The Health Blog just reported on a conversation with J&J's head of drug R&D, Paul Stoffels, on what the drug industry needs to do to survive in a difficult economic and regulatory environment. Here is what he said as reported by HB.
Drugmakers’ struggle for survival boils down to finding new medicines to replace the old. The key, Stoffels told the Health Blog, is “open innovation,” or looking outside of companies for innovation and then collaborating with biotechs or academics on promising compounds.
“All simple diseases have been solved,” Stoffels said. “The next-generation drugs, therapies, are much more complex… You need much more information and science than what you can get out of your own internal labs.”
Stoffels said he learned the value of external partners “the hard way and also the good way.” When his first HIV drugs — developed in-house — were tested in patients, they didn’t work. He realized he didn’t know enough about the clinical complexity of HIV.
He sought the help of hospitals and other institutions working with patients. A 10-year collaboration led to two J&J HIV medicines — Prezista and Intelence — now on the market.

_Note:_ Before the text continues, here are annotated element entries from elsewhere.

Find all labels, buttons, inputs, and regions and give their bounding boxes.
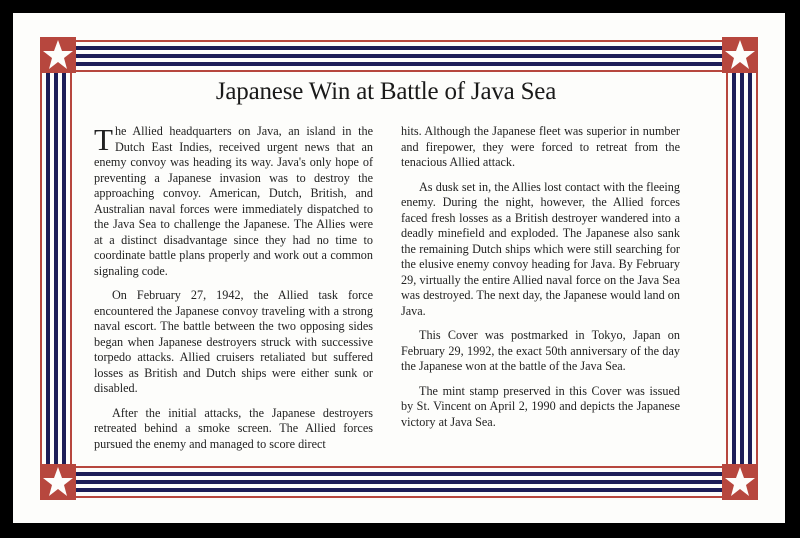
paragraph: This Cover was postmarked in Tokyo, Japan on February 29, 1992, the exact 50th anniversary of the day the Japanese won at the battle of the Java Sea. — [401, 328, 680, 373]
paragraph: hits. Although the Japanese fleet was superior in number and firepower, they were forced to retreat from the tenacious Allied attack. — [401, 124, 680, 169]
left-border-stripes — [40, 61, 72, 477]
paragraph: After the initial attacks, the Japanese destroyers retreated behind a smoke screen. The Allied forces pursued the enemy and managed to score direct — [94, 405, 373, 451]
left-column — [94, 124, 373, 461]
page-title: Japanese Win at Battle of Java Sea — [215, 78, 557, 105]
right-border-stripes — [726, 61, 758, 477]
right-column — [401, 124, 680, 439]
paragraph-text: he Allied headquarters on Java, an island in the Dutch East Indies, received urgent news that an enemy convoy was heading its way. Java's only hope of preventing a Japanese invasion was to destroy the approaching convoy. American, Dutch, British, and Australian naval forces were immediately dispatched to the Java Sea to challenge the Japanese. The Allies were at a distinct disadvantage since they had no time to coordinate battle plans properly and work out a common signaling code. — [94, 124, 373, 278]
star-icon-top-left — [40, 37, 76, 73]
star-icon-bottom-right — [722, 464, 758, 500]
paragraph: The mint stamp preserved in this Cover was issued by St. Vincent on April 2, 1990 and depicts the Japanese victory at Java Sea. — [401, 383, 680, 429]
bottom-border-stripes — [45, 466, 753, 498]
paragraph — [94, 124, 373, 279]
paragraph: As dusk set in, the Allies lost contact with the fleeing enemy. During the night, however, the Allied forces faced fresh losses as a British destroyer wandered into a deadly minefield and exploded. The Japanese also sank the remaining Dutch ships which were still searching for the elusive enemy convoy heading for Java. By February 29, virtually the entire Allied naval force on the Java Sea was destroyed. The next day, the Japanese would land on Java. — [401, 179, 680, 318]
star-icon-top-right — [722, 37, 758, 73]
top-border-stripes — [45, 40, 753, 72]
star-icon-bottom-left — [40, 464, 76, 500]
paragraph: On February 27, 1942, the Allied task force encountered the Japanese convoy traveling with a strong naval escort. The battle between the two opposing sides began when Japanese destroyers struck with successive torpedo attacks. Allied cruisers retaliated but suffered losses as British and Dutch ships were either sunk or disabled. — [94, 288, 373, 395]
drop-cap: T — [94, 122, 113, 157]
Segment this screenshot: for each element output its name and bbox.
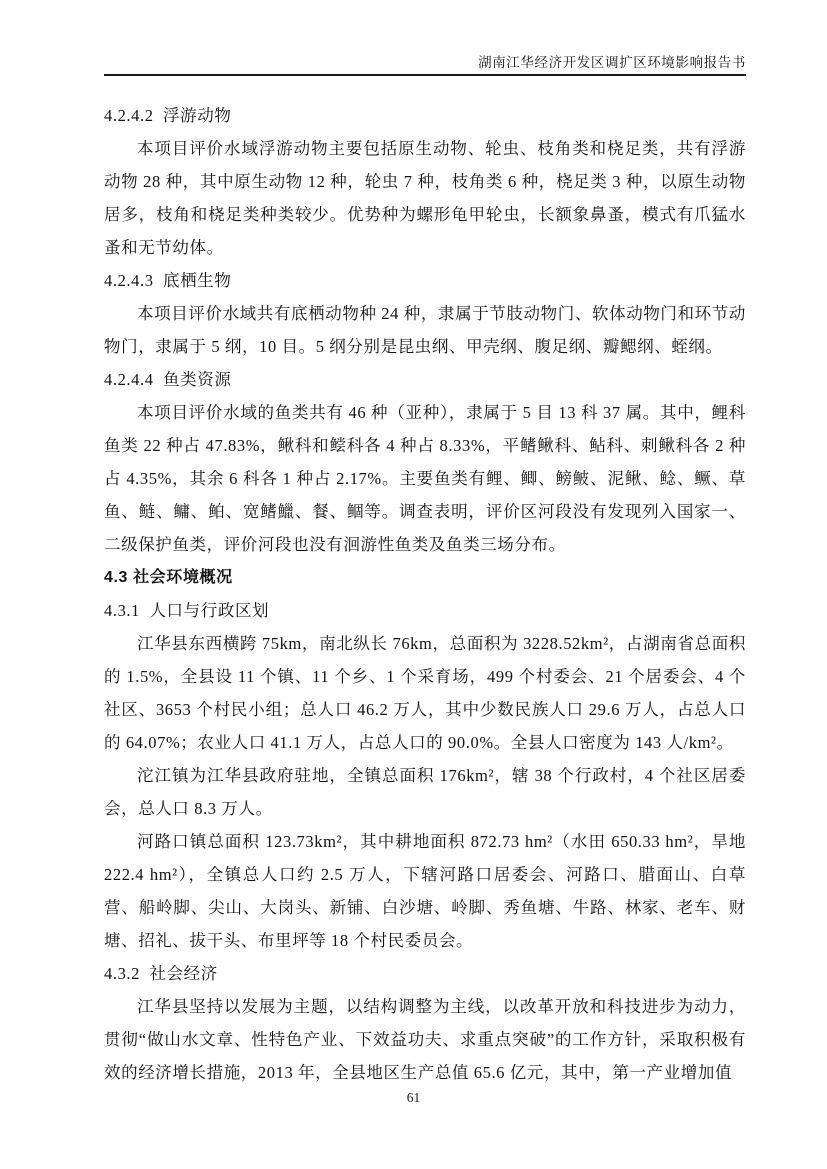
document-body bbox=[104, 99, 746, 1089]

Others in the industry also have acknowledged that external partnerships will be important for developing innovative drugs moving forward. Critics say the drug industry has no choice but to look to biotechs or academic for help, given companies’ weak internal pipelines and stagnant R&D spending.
The future of the drug industry, Stoffels told the Health Blog, is “building networks where together with a number of different groups you come up with solutions to solve different medical needs.”